I like how this softer but direct light can reveal and hide the aspects of the physiognomy, the facial character of a person, creating a mystery and telling a story that can enhance the emotion of the image.
Use a fixed lens
Mounted on my Alpha 7 IV you will find the Sony Sonnar T* FE 55mm f/1.8 ZA or the FE 35mm f/1.4 G Master lens. I use the 35mm lens for most of my reportage work and the 55mm lens for my portrait and detail shots. Using a fixed lens rather than a zoom lens allows me to always have the image and my position in mind in new situations. The perceived restriction makes the equipment usage natural and allows me to focus on the moment, the emotion, the story, and the people I am with.
Carrying more lenses, heavier or bigger equipment could create a barrier between me and the people I photograph.
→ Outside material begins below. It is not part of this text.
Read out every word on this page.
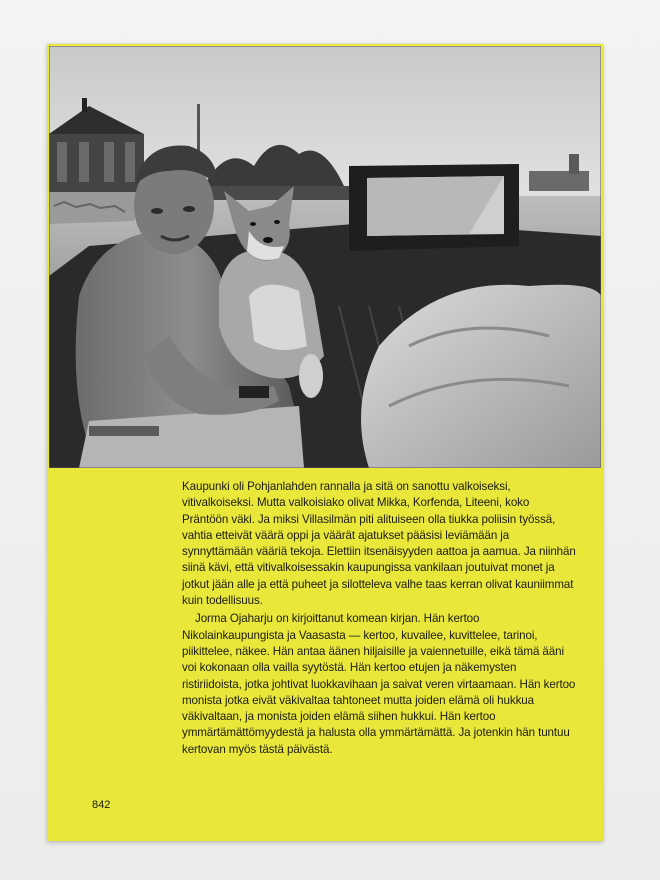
Kaupunki oli Pohjanlahden rannalla ja sitä on sanottu valkoiseksi, vitivalkoiseksi. Mutta valkoisiako olivat Mikka, Korfenda, Liteeni, koko Präntöön väki. Ja miksi Villasilmän piti alituiseen olla tiukka poliisin työssä, vahtia etteivät väärä oppi ja väärät ajatukset pääsisi leviämään ja synnyttämään vääriä tekoja. Elettiin itsenäisyyden aattoa ja aamua. Ja niinhän siinä kävi, että vitivalkoisessakin kaupungissa vankilaan joutuivat monet ja jotkut jään alle ja että puheet ja silotteleva valhe taas kerran olivat kauniimmat kuin todellisuus.

Jorma Ojaharju on kirjoittanut komean kirjan. Hän kertoo Nikolainkaupungista ja Vaasasta — kertoo, kuvailee, kuvittelee, tarinoi, piikittelee, näkee. Hän antaa äänen hiljaisille ja vaiennetuille, eikä tämä ääni voi kokonaan olla vailla syytöstä. Hän kertoo etujen ja näkemysten ristiriidoista, jotka johtivat luokkavihaan ja saivat veren virtaamaan. Hän kertoo monista jotka eivät väkivaltaa tahtoneet mutta joiden elämä oli hukkua väkivaltaan, ja monista joiden elämä siihen hukkui. Hän kertoo ymmärtämättömyydestä ja halusta olla ymmärtämättä. Ja jotenkin hän tuntuu kertovan myös tästä päivästä.

842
Use Continuous AF to help reframe
The autofocus on the Alpha 7 IV camera, and all Sony Alpha cameras, is so precise, even in low light, which makes it incredibly easy to shoot and know that the subject's eyes will be in focus. Using continuous focus, the lens stays locked to the subject, allowing me to move around and look at how the light falls on the face and find the best composition.
Manually expose for the highlights
Since I first picked up a camera, I have always been shooting in full manual exposure mode. With time, the aperture, shutter speed, and ISO sensitivity choices become completely instinctive and rapid.
In such clair-obscur situations, I expose for the brightest parts of the image, so I do not burn the highlights to pure white but keep details and texture everywhere. I like having an aperture of over f/5.6 when shooting inside like this and will adjust the other settings accordingly. In a posed portrait situation, the shutter speed can be relatively slow as there won't be any motion blur from the subject moving.
Don't use a tripod. Use SteadyShot
As a photojournalist, being the lightest possible in the field is essential. I carry my two Sony Alpha cameras and a notebook, but no tripod or anything else to keep the camera steady. I often shoot inside small spaces like tents, where a tripod would be clutter and useless. I can trust the built-in Steady Shot image stabilisation of the camera to counter any camera shake. I also trust the sensor of my Sony camera to shoot at a high ISO sensitivity without losing quality and detail. These two features of the Alpha 7 IV mean that I don't need to carry a tripod.
The story is in the detail
When I saw the images printed in a large format for the first time, I was amazed that the photos were full of details in the shadows, and nothing was lost in the highlights. The size of the prints meant the faces were life-like. I could see all the details, such as pores in the skin. These details captured by the sensor made the portrait prints feel like they were living and helped to tell the individual's story.